Art by Tiff J. Sutton / tiffjtiffsutton.com



Dream Home


Dad dreams about the walk-in cooler, holy 
and secret its open cans of cherries, whole  
boxes of loose chocolate chips. Always 
more vivid than mine, he sees every detail  
of the bakery in ’53. See that picture? That’s all of us 
there, says his peg-legged grandfather, pointing 
to a wall calendar–Baroque Cossacks fording a river.  
That’s your Dad, that’s Harold and John Pristacz, and the one 
with the biggest sword is me. Dad studied their faces,  
their billowing mustaches for the rest of the year.  

He remembers the shop, its work table rubbed 
smooth, splinterless from thirty years of use.  
One oven is set in the wall - black metal poured  
with the building at the turn of the century.  
The other looks like an art deco locomotive. They both open  
for offerings of loaves, mouths ten feet deep and fiery.  
Against the wall are the mixers, tall as grown men, revolving   
bowls the size of armchairs. When he was six,  
Dad dreamed his grandmother fell in naked and rolled  
ecstatic in the wet dough, her mouth a perfect circle.



Dream Home


It’s always around the corner. Last night
I left Chris’ house – which doesn’t exist – turned right  
and there it was, larger than I remember. It always is  
somehow.
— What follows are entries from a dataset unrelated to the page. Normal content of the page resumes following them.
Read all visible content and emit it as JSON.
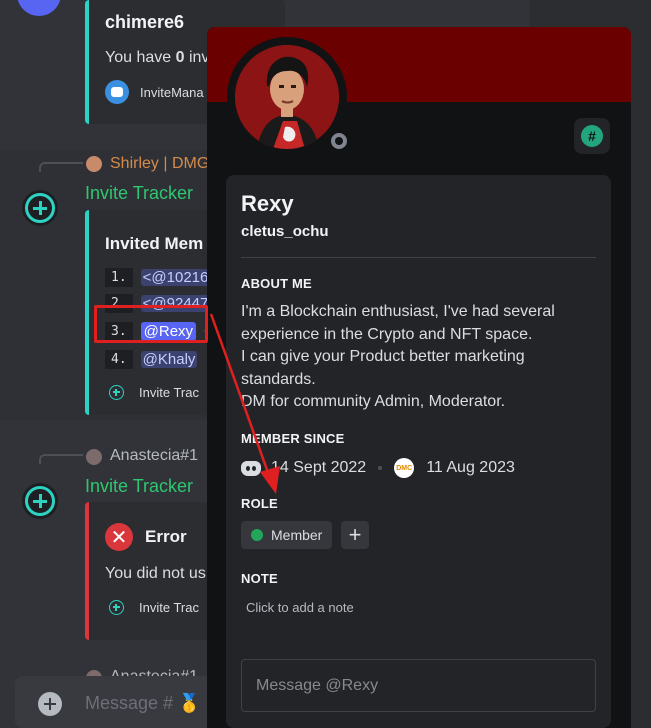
{
  "chat": {
    "msg1": {
      "author": "chimere6",
      "body_prefix": "You have ",
      "body_bold": "0",
      "body_suffix": " inv",
      "footer": "InviteMana"
    },
    "msg2": {
      "reply_author": "Shirley | DMG",
      "bot_name": "Invite Tracker",
      "embed_title": "Invited Mem",
      "list": [
        {
          "num": "1.",
          "mention": "<@10216"
        },
        {
          "num": "2.",
          "mention": "<@92447"
        },
        {
          "num": "3.",
          "mention": "@Rexy",
          "trail": "•"
        },
        {
          "num": "4.",
          "mention": "@Khaly"
        }
      ],
      "footer": "Invite Trac"
    },
    "msg3": {
      "reply_author": "Anastecia#1",
      "bot_name": "Invite Tracker",
      "embed_title": "Error",
      "body": "You did not us",
      "footer": "Invite Trac"
    },
    "msg4_reply_author": "Anastecia#1",
    "message_placeholder": "Message # 🥇"
  },
  "profile": {
    "display_name": "Rexy",
    "username": "cletus_ochu",
    "about_title": "ABOUT ME",
    "about_lines": [
      "I'm a Blockchain enthusiast, I've had several",
      "experience in the Crypto and NFT space.",
      "I can give your Product better marketing",
      "standards.",
      "DM for community Admin, Moderator."
    ],
    "member_since_title": "MEMBER SINCE",
    "discord_since": "14 Sept 2022",
    "server_since": "11 Aug 2023",
    "server_icon_text": "DMC",
    "role_title": "ROLE",
    "role_name": "Member",
    "role_color": "#23a55a",
    "role_add": "+",
    "note_title": "NOTE",
    "note_placeholder": "Click to add a note",
    "message_placeholder": "Message @Rexy",
    "banner_color": "#6b0000",
    "badge_symbol": "#"
  },
  "annotation": {
    "box_color": "#e02020",
    "arrow_color": "#e02020"
  }
}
Presumably my mother and father were inside  
working on a meal or maybe watching a movie, but I woke up 
before I could see. Other times it’s been less itself.
Once, my parents had renovated it beyond recognition,
skylights and open concept rooms. I didn’t care.
I was happy they had somewhere familiar to grow old.
I like going to sleep now. How wonderful to see
all the different ways emptiness can fold itself.



Erich Slimak is a singer, amateur basketball historian, and fifth-generation New Yorker, where he lives with his partner. He received his MFA in Poetry Writing from The University of Illinois at Urbana-Champaign, where he served as Assistant Poetry Editor of NINTH LETTER. His work has appeared or is forthcoming in Poetry Northwest, I-70 Review, The Pinch, and elsewhere.